Leveraging the asdf version manager in Github Actions CI for Neovim matrix testing.

  • asdf
  • ci
  • github actions
  • matrix testing
  • neovim
11 Nov 2023

The other day I faced myself with the task to add CI to a Neovim plugin. The code is open source and on Github so it made sense to just use Github Actions for it. I wanted to introduce StyLua to not discuss code style issues. This tool has a Github action, so it should be super easy to setup, right?

Well the thing is, this Github Action requires a Github token to run because it downloads the configured version of StyLua from its releases page via Octokit. This doesn’t sound very convenient to me because setting up a Github token for downloading something that’s publicly available feels wrong. Hence I looked into other options to run it in CI.

The asdf version manager let’s you easily describe your projects dependencies of certain tools via a .tool-versions file. I use this quite a lot and it makes a lot of sense for StyLua because we want to pin down the version of it for a project so everyone uses the same. Turns out, there are asdf Github Actions to also use asdf in CI 🎉

With a .tool-versions file setup:

stylua 0.18.2

You just need to add the following config to your repo:

# .github/workflows/ci.yml
name: CI

on: [pull_request]

jobs:
  StyLua:
    runs-on: ubuntu-latest
    steps:
    - uses: actions/checkout@v4
    - name: Install asdf & tools
      uses: asdf-vm/actions/install@v2
    - name: Run StyLua
      run: stylua --check .

So simple!

Now to the Neovim tests

For the Neovim tests I looked around for examples in other plugins. What I found where different ways of downloading Neovim manually and making sure the Github Actions runner has its executable in its PATH. E.g.

mkdir -p /tmp/nvim
wget -q https://github.com/neovim/neovim/releases/download/nightly/nvim.appimage -O /tmp/nvim/nvim.appimage
cd /tmp/nvim
chmod a+x ./nvim.appimage
./nvim.appimage --appimage-extract
echo "/tmp/nvim/squashfs-root/usr/bin/" >> $GITHUB_PATH

I was about to do just the same when I thought about the approach I took for the StyLua job. Compared to what I was doing in the StyLua step this seemed a bit complicated to me, so I thought this could be done a bit easier with asdf :)
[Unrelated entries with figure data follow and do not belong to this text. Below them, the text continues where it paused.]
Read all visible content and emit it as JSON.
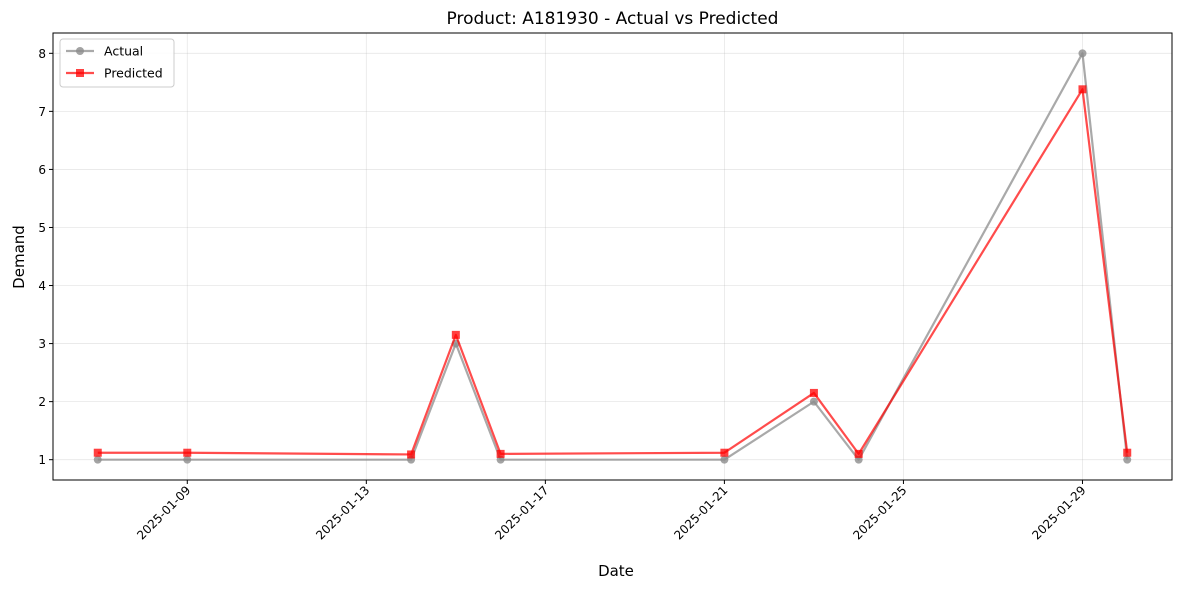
{
  "chart_data": {
    "type": "line",
    "title": "Product: A181930 - Actual vs Predicted",
    "xlabel": "Date",
    "ylabel": "Demand",
    "x": [
      "2025-01-07",
      "2025-01-09",
      "2025-01-14",
      "2025-01-15",
      "2025-01-16",
      "2025-01-21",
      "2025-01-23",
      "2025-01-24",
      "2025-01-29",
      "2025-01-30"
    ],
    "xlim": [
      "2025-01-06",
      "2025-01-31"
    ],
    "xticks": [
      "2025-01-09",
      "2025-01-13",
      "2025-01-17",
      "2025-01-21",
      "2025-01-25",
      "2025-01-29"
    ],
    "ylim": [
      0.65,
      8.35
    ],
    "yticks": [
      "1",
      "2",
      "3",
      "4",
      "5",
      "6",
      "7",
      "8"
    ],
    "grid": true,
    "legend_position": "top-left",
    "series": [
      {
        "name": "Actual",
        "marker": "circle",
        "color": "#8c8c8c",
        "values": [
          1,
          1,
          1,
          3,
          1,
          1,
          2,
          1,
          8,
          1
        ]
      },
      {
        "name": "Predicted",
        "marker": "square",
        "color": "#ff0000",
        "values": [
          1.12,
          1.12,
          1.09,
          3.15,
          1.1,
          1.12,
          2.15,
          1.1,
          7.38,
          1.12
        ]
      }
    ]
  }
}
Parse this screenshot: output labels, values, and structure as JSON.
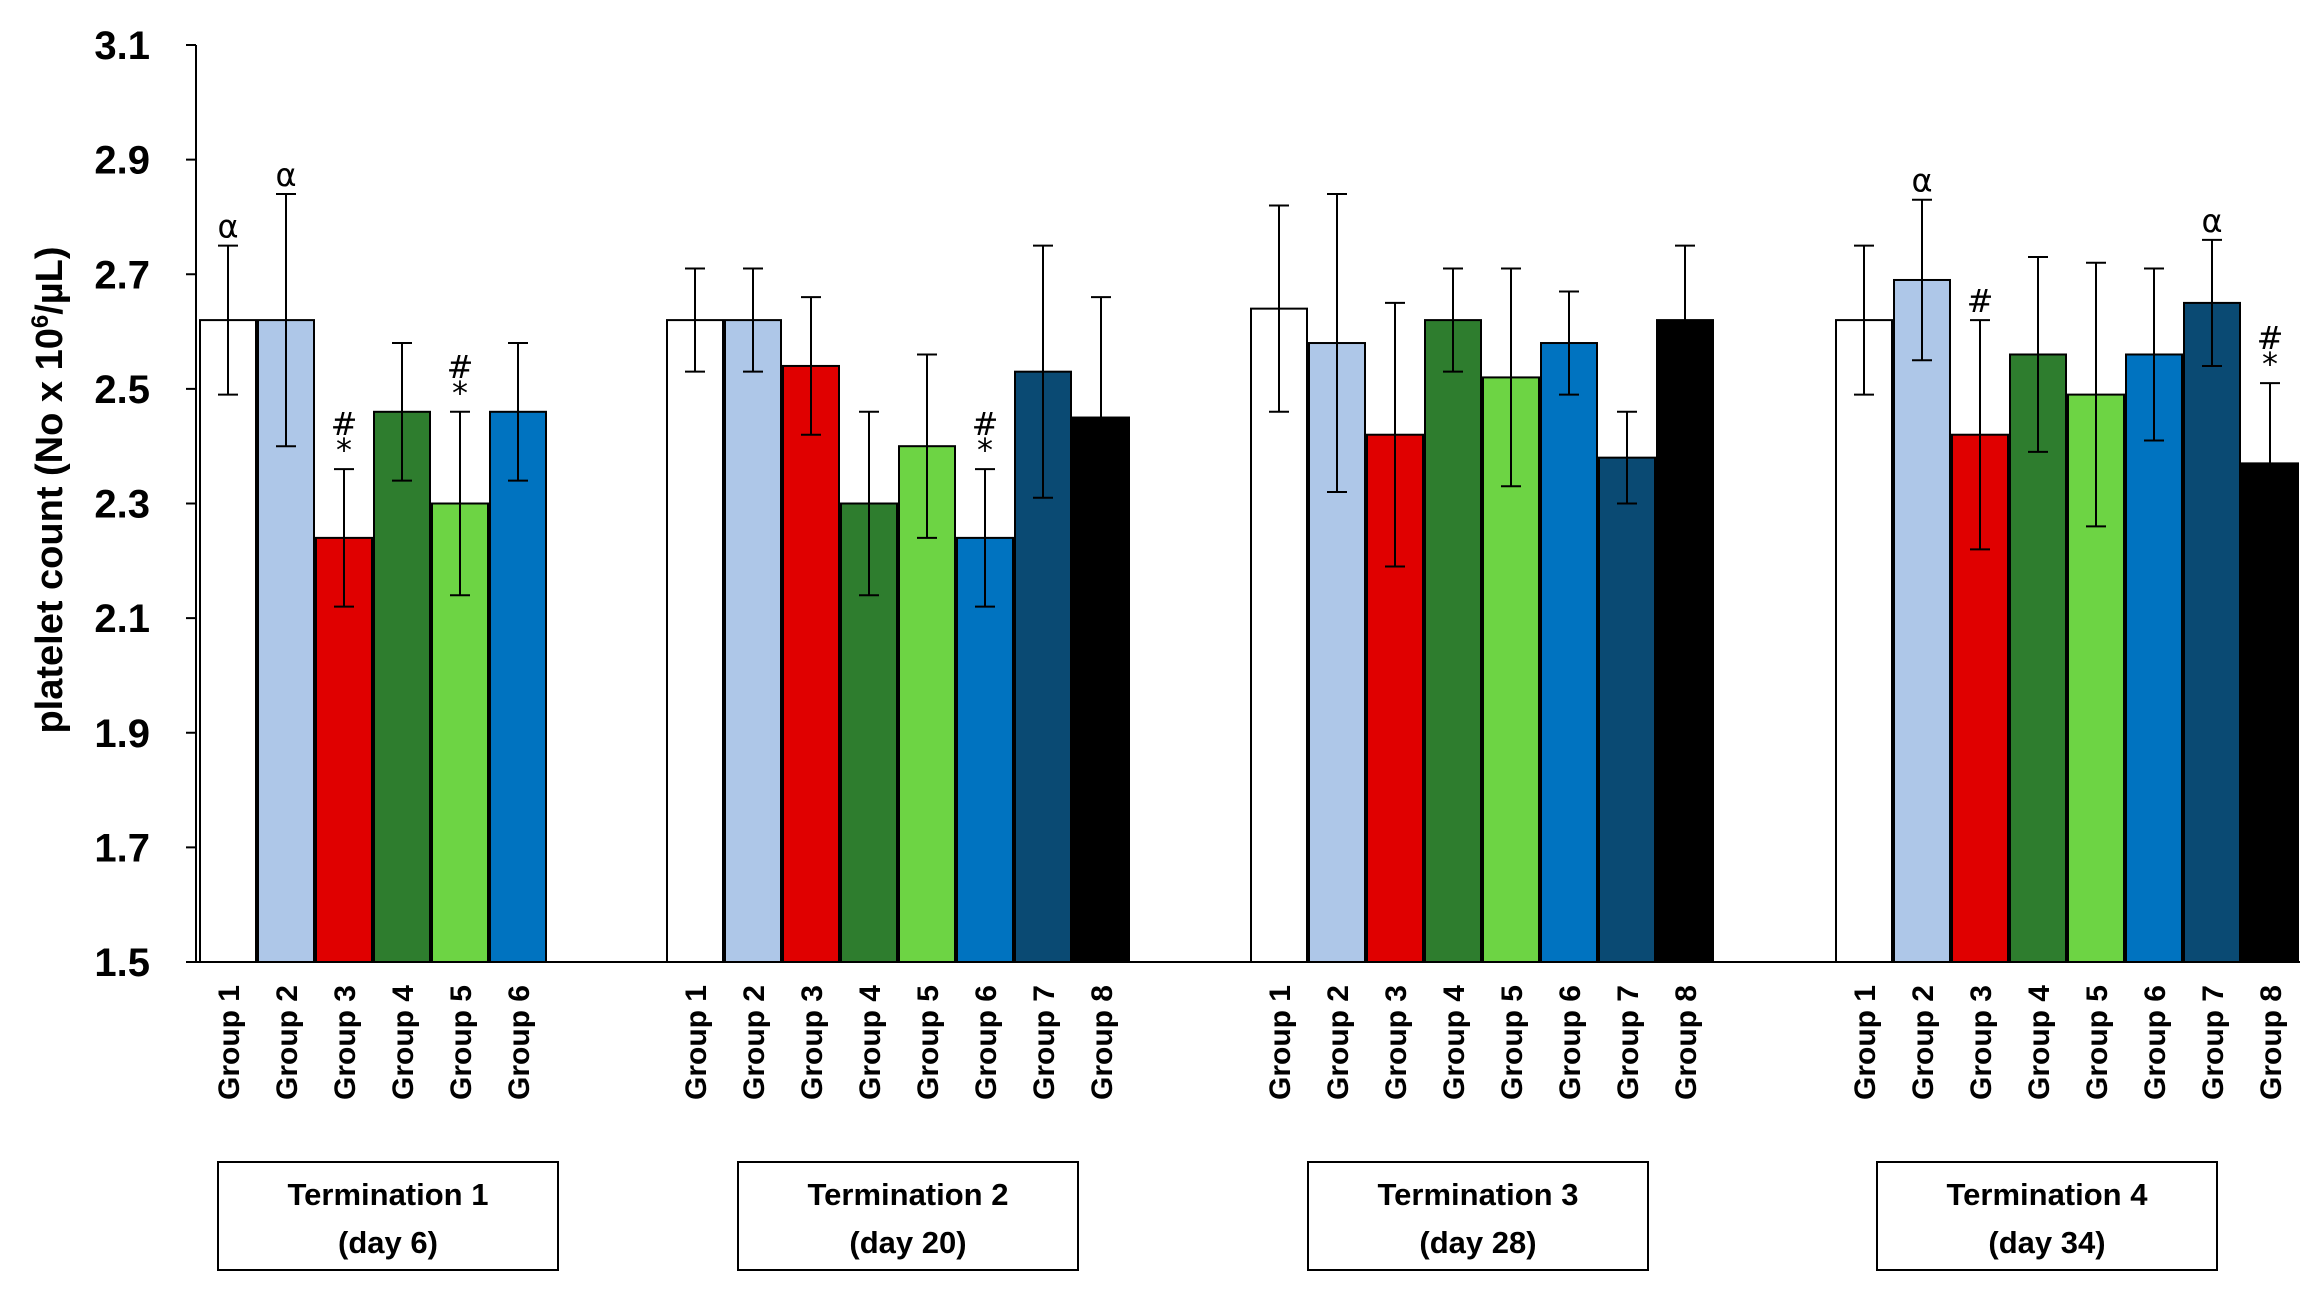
{
  "chart_data": {
    "type": "bar",
    "ylabel": "platelet count (No x 10",
    "ylabel_sup": "6",
    "ylabel_tail": "/µL)",
    "ylim": [
      1.5,
      3.1
    ],
    "yticks": [
      "3.1",
      "2.9",
      "2.7",
      "2.5",
      "2.3",
      "2.1",
      "1.9",
      "1.7",
      "1.5"
    ],
    "grid": false,
    "group_colors": {
      "Group 1": "#ffffff",
      "Group 2": "#aec7e8",
      "Group 3": "#e00000",
      "Group 4": "#2e7d2e",
      "Group 5": "#6dd444",
      "Group 6": "#0073c0",
      "Group 7": "#0a4a73",
      "Group 8": "#000000"
    },
    "terminations": [
      {
        "label_line1": "Termination 1",
        "label_line2": "(day 6)",
        "bars": [
          {
            "group": "Group 1",
            "value": 2.62,
            "err": 0.13,
            "ann": [
              "α"
            ]
          },
          {
            "group": "Group 2",
            "value": 2.62,
            "err": 0.22,
            "ann": [
              "α"
            ]
          },
          {
            "group": "Group 3",
            "value": 2.24,
            "err": 0.12,
            "ann": [
              "#",
              "*"
            ]
          },
          {
            "group": "Group 4",
            "value": 2.46,
            "err": 0.12,
            "ann": []
          },
          {
            "group": "Group 5",
            "value": 2.3,
            "err": 0.16,
            "ann": [
              "#",
              "*"
            ]
          },
          {
            "group": "Group 6",
            "value": 2.46,
            "err": 0.12,
            "ann": []
          }
        ]
      },
      {
        "label_line1": "Termination 2",
        "label_line2": "(day 20)",
        "bars": [
          {
            "group": "Group 1",
            "value": 2.62,
            "err": 0.09,
            "ann": []
          },
          {
            "group": "Group 2",
            "value": 2.62,
            "err": 0.09,
            "ann": []
          },
          {
            "group": "Group 3",
            "value": 2.54,
            "err": 0.12,
            "ann": []
          },
          {
            "group": "Group 4",
            "value": 2.3,
            "err": 0.16,
            "ann": []
          },
          {
            "group": "Group 5",
            "value": 2.4,
            "err": 0.16,
            "ann": []
          },
          {
            "group": "Group 6",
            "value": 2.24,
            "err": 0.12,
            "ann": [
              "#",
              "*"
            ]
          },
          {
            "group": "Group 7",
            "value": 2.53,
            "err": 0.22,
            "ann": []
          },
          {
            "group": "Group 8",
            "value": 2.45,
            "err": 0.21,
            "ann": []
          }
        ]
      },
      {
        "label_line1": "Termination 3",
        "label_line2": "(day 28)",
        "bars": [
          {
            "group": "Group 1",
            "value": 2.64,
            "err": 0.18,
            "ann": []
          },
          {
            "group": "Group 2",
            "value": 2.58,
            "err": 0.26,
            "ann": []
          },
          {
            "group": "Group 3",
            "value": 2.42,
            "err": 0.23,
            "ann": []
          },
          {
            "group": "Group 4",
            "value": 2.62,
            "err": 0.09,
            "ann": []
          },
          {
            "group": "Group 5",
            "value": 2.52,
            "err": 0.19,
            "ann": []
          },
          {
            "group": "Group 6",
            "value": 2.58,
            "err": 0.09,
            "ann": []
          },
          {
            "group": "Group 7",
            "value": 2.38,
            "err": 0.08,
            "ann": []
          },
          {
            "group": "Group 8",
            "value": 2.62,
            "err": 0.13,
            "ann": []
          }
        ]
      },
      {
        "label_line1": "Termination 4",
        "label_line2": "(day 34)",
        "bars": [
          {
            "group": "Group 1",
            "value": 2.62,
            "err": 0.13,
            "ann": []
          },
          {
            "group": "Group 2",
            "value": 2.69,
            "err": 0.14,
            "ann": [
              "α"
            ]
          },
          {
            "group": "Group 3",
            "value": 2.42,
            "err": 0.2,
            "ann": [
              "#"
            ]
          },
          {
            "group": "Group 4",
            "value": 2.56,
            "err": 0.17,
            "ann": []
          },
          {
            "group": "Group 5",
            "value": 2.49,
            "err": 0.23,
            "ann": []
          },
          {
            "group": "Group 6",
            "value": 2.56,
            "err": 0.15,
            "ann": []
          },
          {
            "group": "Group 7",
            "value": 2.65,
            "err": 0.11,
            "ann": [
              "α"
            ]
          },
          {
            "group": "Group 8",
            "value": 2.37,
            "err": 0.14,
            "ann": [
              "#",
              "*"
            ]
          }
        ]
      }
    ]
  }
}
With a .tool-versions file setup:

neovim 0.9.4

You just need this:

name: CI

on: [pull_request]

jobs:
  Tests:
    runs-on: ubuntu-latest
    steps:
    - uses: actions/checkout@v4
    - name: Install asdf & tools
      uses: asdf-vm/actions/install@v2
    - name: Run tests
      run: ./tests/run.sh # Or however you run the tests ...

Matrix testing

When you develop a plugin you want to make sure it runs with different versions of your runtime. It turns out that asdf is a really good tool for this as well and its Github Action has support for this:

name: CI

on: [pull_request]

jobs:
  Tests:
    runs-on: ubuntu-latest
    strategy:
      matrix:
        include:
          # For all versions see https://github.com/neovim/neovim/tags
          - neovim: 0.8.3
          - neovim: 0.9.4
          - neovim: nightly
    name: "Test with Neovim ${{ matrix.neovim }}"
    steps:
    - uses: actions/checkout@v4
    - name: Install asdf & tools
      uses: asdf-vm/actions/install@v2
      with:
        tool_versions: |
          neovim ${{ matrix.neovim }}
    - name: Run tests
      run: |
        nvim --version
        ./tests/run.sh

Conclusion

I’m really happy how easy and clean the setup for all of this turned out in the end.